How we cite our quotes: Citations follow this format: (Chapter.Section.Paragraph)
Quote #7
So Billy made a [syrup] lollipop for [Edgar Derby]. He opened the window. He stuck the lollipop into poor old Derby's gaping mouth. A moment passed, and then Derby burst into tears. (7.11.2)
Edgar Derby, who has been the strongest of the American POWs throughout the whole book, is reduced to tears by the taste of syrup in his mouth after so much hunger. Again, this novel really takes the romance out of warfare and exposes the incredible deprivation that war really brings to the men fighting it.
Quote #8
Nobody talked much as the expedition crossed the moon. There was nothing appropriate to say. One thing was clear: Absolutely everybody in the city was supposed to be dead, regardless of what they were, and that anybody that moved in it represented a flaw in the design. There were to be no moon men at all. (8.26.2)

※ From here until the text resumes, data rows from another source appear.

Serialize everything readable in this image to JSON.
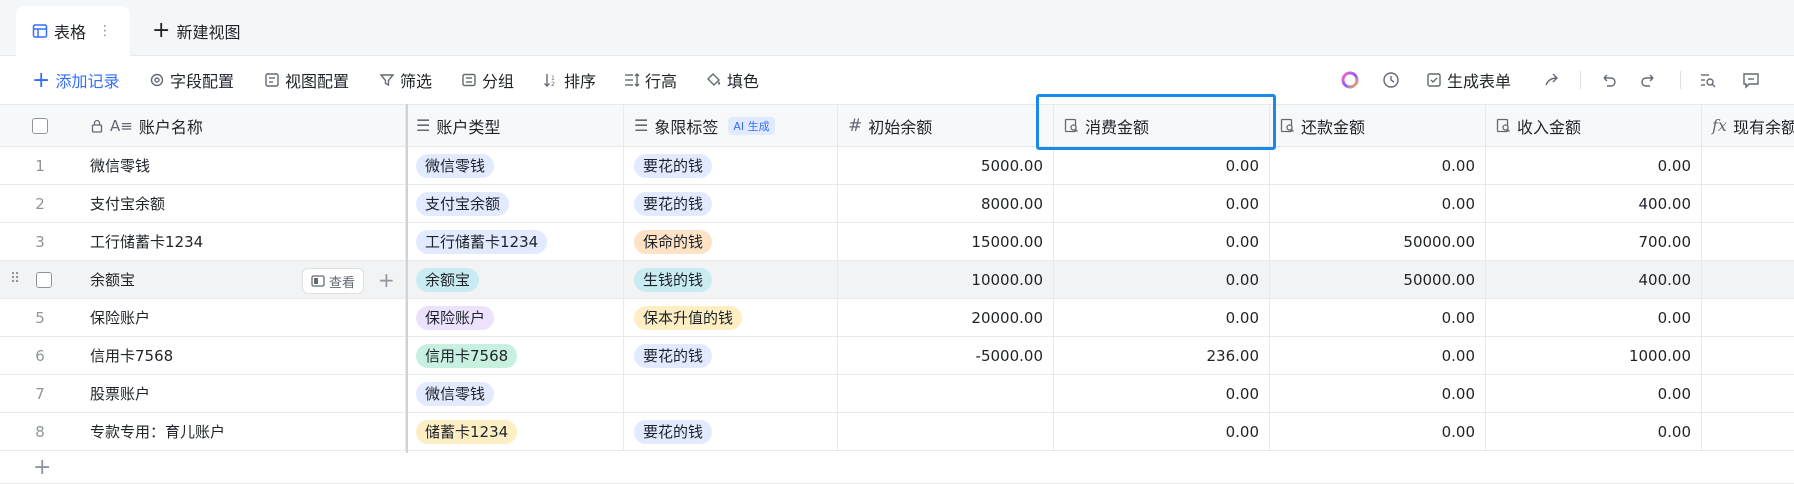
{
  "tabs": {
    "active_label": "表格",
    "new_view_label": "新建视图"
  },
  "toolbar": {
    "add_record": "添加记录",
    "field_config": "字段配置",
    "view_config": "视图配置",
    "filter": "筛选",
    "group": "分组",
    "sort": "排序",
    "row_height": "行高",
    "fill_color": "填色",
    "generate_form": "生成表单"
  },
  "columns": {
    "account_name": "账户名称",
    "account_type": "账户类型",
    "quadrant_tag": "象限标签",
    "ai_badge": "AI 生成",
    "initial_balance": "初始余额",
    "spend_amount": "消费金额",
    "repay_amount": "还款金额",
    "income_amount": "收入金额",
    "current_balance": "现有余额"
  },
  "row_actions": {
    "view_label": "查看"
  },
  "rows": [
    {
      "num": "1",
      "name": "微信零钱",
      "type": "微信零钱",
      "type_color": "#e1eaff",
      "tag": "要花的钱",
      "tag_color": "#e1eaff",
      "initial": "5000.00",
      "spend": "0.00",
      "repay": "0.00",
      "income": "0.00"
    },
    {
      "num": "2",
      "name": "支付宝余额",
      "type": "支付宝余额",
      "type_color": "#e1eaff",
      "tag": "要花的钱",
      "tag_color": "#e1eaff",
      "initial": "8000.00",
      "spend": "0.00",
      "repay": "0.00",
      "income": "400.00"
    },
    {
      "num": "3",
      "name": "工行储蓄卡1234",
      "type": "工行储蓄卡1234",
      "type_color": "#e1eaff",
      "tag": "保命的钱",
      "tag_color": "#fde2c6",
      "initial": "15000.00",
      "spend": "0.00",
      "repay": "50000.00",
      "income": "700.00"
    },
    {
      "num": "",
      "name": "余额宝",
      "type": "余额宝",
      "type_color": "#c9ebf2",
      "tag": "生钱的钱",
      "tag_color": "#c9ebf2",
      "initial": "10000.00",
      "spend": "0.00",
      "repay": "50000.00",
      "income": "400.00"
    },
    {
      "num": "5",
      "name": "保险账户",
      "type": "保险账户",
      "type_color": "#ece2fe",
      "tag": "保本升值的钱",
      "tag_color": "#fdeec3",
      "initial": "20000.00",
      "spend": "0.00",
      "repay": "0.00",
      "income": "0.00"
    },
    {
      "num": "6",
      "name": "信用卡7568",
      "type": "信用卡7568",
      "type_color": "#c7f0e0",
      "tag": "要花的钱",
      "tag_color": "#e1eaff",
      "initial": "-5000.00",
      "spend": "236.00",
      "repay": "0.00",
      "income": "1000.00"
    },
    {
      "num": "7",
      "name": "股票账户",
      "type": "微信零钱",
      "type_color": "#e1eaff",
      "tag": "",
      "tag_color": "",
      "initial": "",
      "spend": "0.00",
      "repay": "0.00",
      "income": "0.00"
    },
    {
      "num": "8",
      "name": "专款专用：育儿账户",
      "type": "储蓄卡1234",
      "type_color": "#fdeec3",
      "tag": "要花的钱",
      "tag_color": "#e1eaff",
      "initial": "",
      "spend": "0.00",
      "repay": "0.00",
      "income": "0.00"
    }
  ]
}
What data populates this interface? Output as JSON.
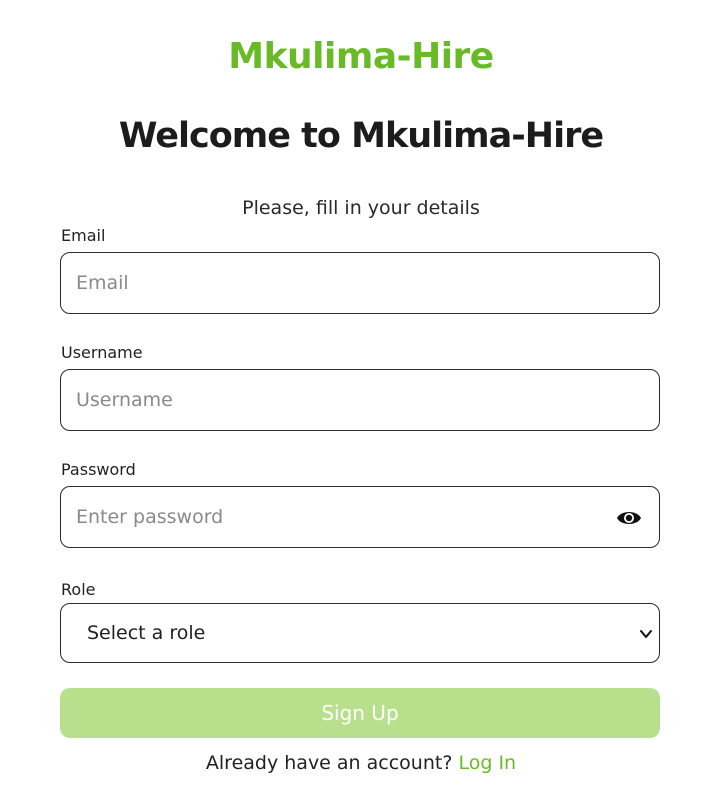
{
  "brand": {
    "name": "Mkulima-Hire",
    "color": "#68bb26"
  },
  "heading": "Welcome to Mkulima-Hire",
  "subtitle": "Please, fill in your details",
  "form": {
    "email": {
      "label": "Email",
      "placeholder": "Email",
      "value": ""
    },
    "username": {
      "label": "Username",
      "placeholder": "Username",
      "value": ""
    },
    "password": {
      "label": "Password",
      "placeholder": "Enter password",
      "value": "",
      "toggle_icon": "eye-icon"
    },
    "role": {
      "label": "Role",
      "selected": "Select a role",
      "icon": "chevron-down-icon"
    },
    "submit_label": "Sign Up",
    "submit_color": "#b8e08c"
  },
  "footer": {
    "prompt": "Already have an account?",
    "link_label": "Log In"
  }
}
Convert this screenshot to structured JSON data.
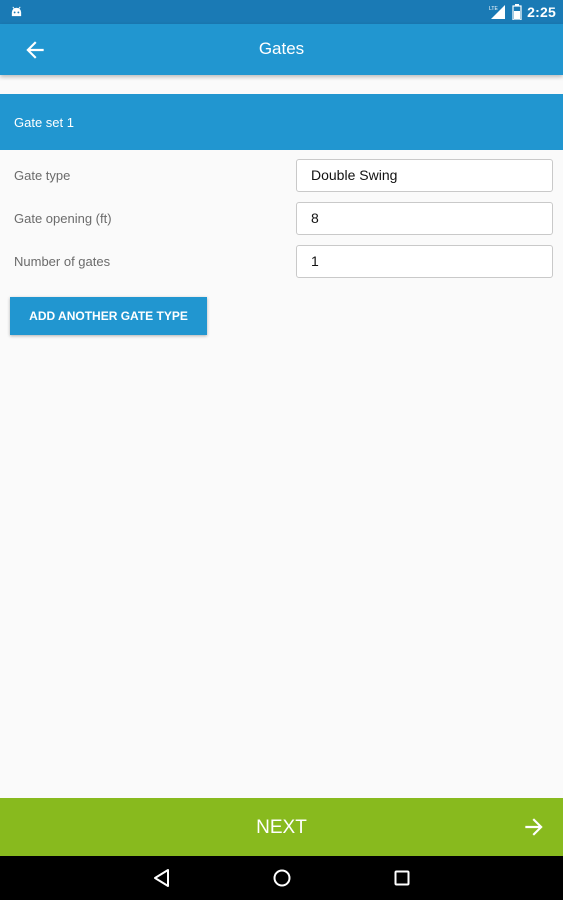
{
  "status_bar": {
    "time": "2:25",
    "icons": [
      "android-icon",
      "signal-icon",
      "battery-icon"
    ]
  },
  "app_bar": {
    "title": "Gates",
    "back_icon": "arrow-left-icon"
  },
  "section": {
    "title": "Gate set 1"
  },
  "form": {
    "gate_type": {
      "label": "Gate type",
      "value": "Double Swing"
    },
    "gate_opening": {
      "label": "Gate opening (ft)",
      "value": "8"
    },
    "number_of_gates": {
      "label": "Number of gates",
      "value": "1"
    }
  },
  "add_button": {
    "label": "ADD ANOTHER GATE TYPE"
  },
  "next_bar": {
    "label": "NEXT",
    "icon": "arrow-right-icon"
  },
  "nav_bar": {
    "icons": [
      "back-triangle-icon",
      "home-circle-icon",
      "recents-square-icon"
    ]
  },
  "colors": {
    "primary": "#2196d0",
    "status_bar": "#1a7ab5",
    "next_bar": "#88ba1e",
    "background": "#fafafa"
  }
}
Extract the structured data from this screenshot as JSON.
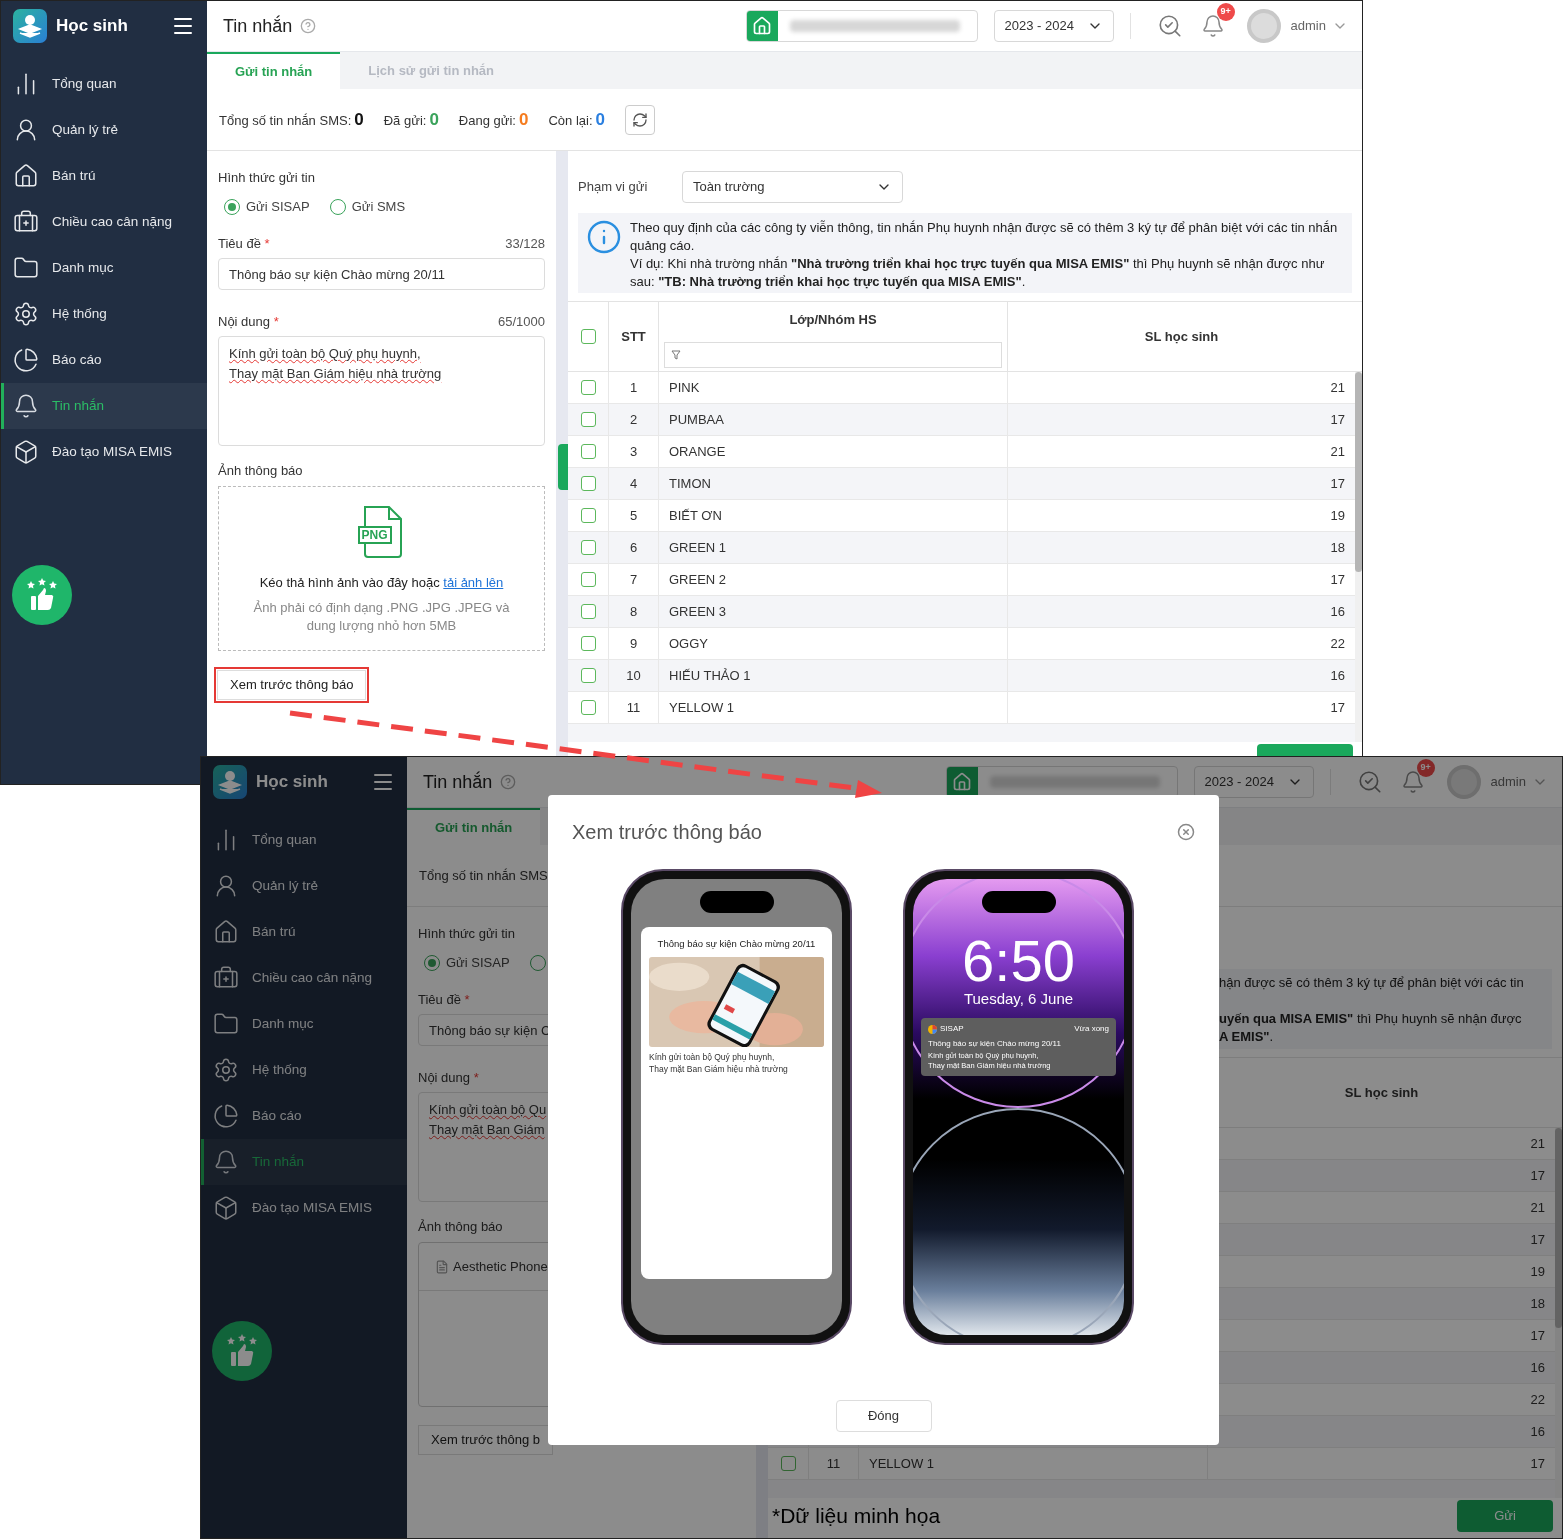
{
  "screen": {
    "sidebar": {
      "title": "Học sinh",
      "items": [
        {
          "label": "Tổng quan",
          "selected": false
        },
        {
          "label": "Quản lý trẻ",
          "selected": false
        },
        {
          "label": "Bán trú",
          "selected": false
        },
        {
          "label": "Chiều cao cân nặng",
          "selected": false
        },
        {
          "label": "Danh mục",
          "selected": false
        },
        {
          "label": "Hệ thống",
          "selected": false
        },
        {
          "label": "Báo cáo",
          "selected": false
        },
        {
          "label": "Tin nhắn",
          "selected": true
        },
        {
          "label": "Đào tạo MISA EMIS",
          "selected": false
        }
      ]
    },
    "header": {
      "title": "Tin nhắn",
      "year": "2023 - 2024",
      "notification_badge": "9+",
      "user": "admin"
    },
    "tabs": [
      {
        "label": "Gửi tin nhắn",
        "selected": true
      },
      {
        "label": "Lịch sử gửi tin nhắn",
        "selected": false
      }
    ],
    "stats": [
      {
        "label": "Tổng số tin nhắn SMS:",
        "value": "0",
        "color": "#111111"
      },
      {
        "label": "Đã gửi:",
        "value": "0",
        "color": "#3aa35b"
      },
      {
        "label": "Đang gửi:",
        "value": "0",
        "color": "#f57c1f"
      },
      {
        "label": "Còn lại:",
        "value": "0",
        "color": "#2a7fe0"
      }
    ],
    "form": {
      "send_method_label": "Hình thức gửi tin",
      "send_methods": [
        {
          "label": "Gửi SISAP",
          "selected": true
        },
        {
          "label": "Gửi SMS",
          "selected": false
        }
      ],
      "title_label": "Tiêu đề",
      "title_mark": "*",
      "title_count": "33/128",
      "title_value": "Thông báo sự kiện Chào mừng 20/11",
      "content_label": "Nội dung",
      "content_mark": "*",
      "content_count": "65/1000",
      "content_lines": [
        "Kính gửi toàn bộ Quý phụ huynh,",
        "Thay mặt Ban Giám hiệu nhà trường"
      ],
      "image_label": "Ảnh thông báo",
      "file_icon_label": "PNG",
      "upload_text": "Kéo thả hình ảnh vào đây hoặc",
      "upload_link": "tải ảnh lên",
      "upload_hint": "Ảnh phải có định dạng .PNG .JPG .JPEG và dung lượng nhỏ hơn 5MB",
      "preview_button": {
        "label": "Xem trước thông báo",
        "highlighted": true
      }
    },
    "scope": {
      "label": "Phạm vi gửi",
      "value": "Toàn trường"
    },
    "notice": [
      "Theo quy định của các công ty viễn thông, tin nhắn Phụ huynh nhận được sẽ có thêm 3 ký tự để phân biệt với các tin nhắn quảng cáo.",
      "Ví dụ: Khi nhà trường nhắn **\"Nhà trường triển khai học trực tuyến qua MISA EMIS\"** thì Phụ huynh sẽ nhận được như sau: **\"TB: Nhà trường triển khai học trực tuyến qua MISA EMIS\"**."
    ],
    "table": {
      "all_checked": false,
      "columns": [
        "STT",
        "Lớp/Nhóm HS",
        "SL học sinh"
      ],
      "rows": [
        {
          "checked": false,
          "stt": "1",
          "name": "PINK",
          "count": "21"
        },
        {
          "checked": false,
          "stt": "2",
          "name": "PUMBAA",
          "count": "17"
        },
        {
          "checked": false,
          "stt": "3",
          "name": "ORANGE",
          "count": "21"
        },
        {
          "checked": false,
          "stt": "4",
          "name": "TIMON",
          "count": "17"
        },
        {
          "checked": false,
          "stt": "5",
          "name": "BIẾT ƠN",
          "count": "19"
        },
        {
          "checked": false,
          "stt": "6",
          "name": "GREEN 1",
          "count": "18"
        },
        {
          "checked": false,
          "stt": "7",
          "name": "GREEN 2",
          "count": "17"
        },
        {
          "checked": false,
          "stt": "8",
          "name": "GREEN 3",
          "count": "16"
        },
        {
          "checked": false,
          "stt": "9",
          "name": "OGGY",
          "count": "22"
        },
        {
          "checked": false,
          "stt": "10",
          "name": "HIẾU THẢO 1",
          "count": "16"
        },
        {
          "checked": false,
          "stt": "11",
          "name": "YELLOW 1",
          "count": "17"
        }
      ]
    }
  },
  "preview_screen": {
    "sidebar": {
      "title": "Học sinh",
      "items": [
        {
          "label": "Tổng quan",
          "selected": false
        },
        {
          "label": "Quản lý trẻ",
          "selected": false
        },
        {
          "label": "Bán trú",
          "selected": false
        },
        {
          "label": "Chiều cao cân nặng",
          "selected": false
        },
        {
          "label": "Danh mục",
          "selected": false
        },
        {
          "label": "Hệ thống",
          "selected": false
        },
        {
          "label": "Báo cáo",
          "selected": false
        },
        {
          "label": "Tin nhắn",
          "selected": true
        },
        {
          "label": "Đào tạo MISA EMIS",
          "selected": false
        }
      ]
    },
    "header": {
      "title": "Tin nhắn",
      "year": "2023 - 2024",
      "notification_badge": "9+",
      "user": "admin"
    },
    "tabs": [
      {
        "label": "Gửi tin nhắn",
        "selected": true
      }
    ],
    "stats_label": "Tổng số tin nhắn SMS",
    "form": {
      "send_method_label": "Hình thức gửi tin",
      "send_methods": [
        {
          "label": "Gửi SISAP",
          "selected": true
        },
        {
          "selected": false
        }
      ],
      "title_label": "Tiêu đề",
      "title_mark": "*",
      "title_value": "Thông báo sự kiện C",
      "content_label": "Nội dung",
      "content_mark": "*",
      "content_lines": [
        "Kính gửi toàn bộ Qu",
        "Thay mặt Ban Giám"
      ],
      "image_label": "Ảnh thông báo",
      "file_name": "Aesthetic Phone",
      "preview_button": "Xem trước thông b"
    },
    "notice_lines": [
      "hận được sẽ có thêm 3 ký tự để phân biệt với các tin",
      "**uyến qua MISA EMIS\"** thì Phụ huynh sẽ nhận được",
      "**A EMIS\"**."
    ],
    "table": {
      "column": "SL học sinh",
      "rows": [
        {
          "count": "21"
        },
        {
          "count": "17"
        },
        {
          "count": "21"
        },
        {
          "count": "17"
        },
        {
          "count": "19"
        },
        {
          "count": "18"
        },
        {
          "count": "17"
        },
        {
          "count": "16"
        },
        {
          "count": "22"
        },
        {
          "count": "16"
        },
        {
          "checked": false,
          "stt": "11",
          "name": "YELLOW 1",
          "count": "17"
        }
      ]
    },
    "footnote": "*Dữ liệu minh họa",
    "send_button": "Gửi",
    "modal": {
      "title": "Xem trước thông báo",
      "app_preview": {
        "title": "Thông báo sự kiện Chào mừng 20/11",
        "lines": [
          "Kính gửi toàn bộ Quý phụ huynh,",
          "Thay mặt Ban Giám hiệu nhà trường"
        ]
      },
      "lock_screen": {
        "time": "6:50",
        "date": "Tuesday, 6 June",
        "notification": {
          "app": "SISAP",
          "time": "Vừa xong",
          "title": "Thông báo sự kiện Chào mừng 20/11",
          "lines": [
            "Kính gửi toàn bộ Quý phụ huynh,",
            "Thay mặt Ban Giám hiệu nhà trường"
          ]
        }
      },
      "close_button": "Đóng"
    }
  }
}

From a distance, from the perspective of the American fighter planes flying over Dresden, no one can be allowed to live. The pilot doesn't know whether he is shooting German soldiers, civilians, or even Americans. This kind of detached perspective on killing is what makes massacres like Dresden possible. Even someone as cold and callous as Bertram Copeland Rumfoord recognizes that it must have been especially hard for Billy to experience Dresden's firestorm at ground level.
Quote #9
The Maori Billy had worked with died of the dry heaves, after having been ordered to go down in that stink and work. He tore himself to pieces, throwing up and throwing up. (10.10.3)
Even without being injured directly, the presence of so much death is so incompatible with life that it kills this Maori soldier from the inside out.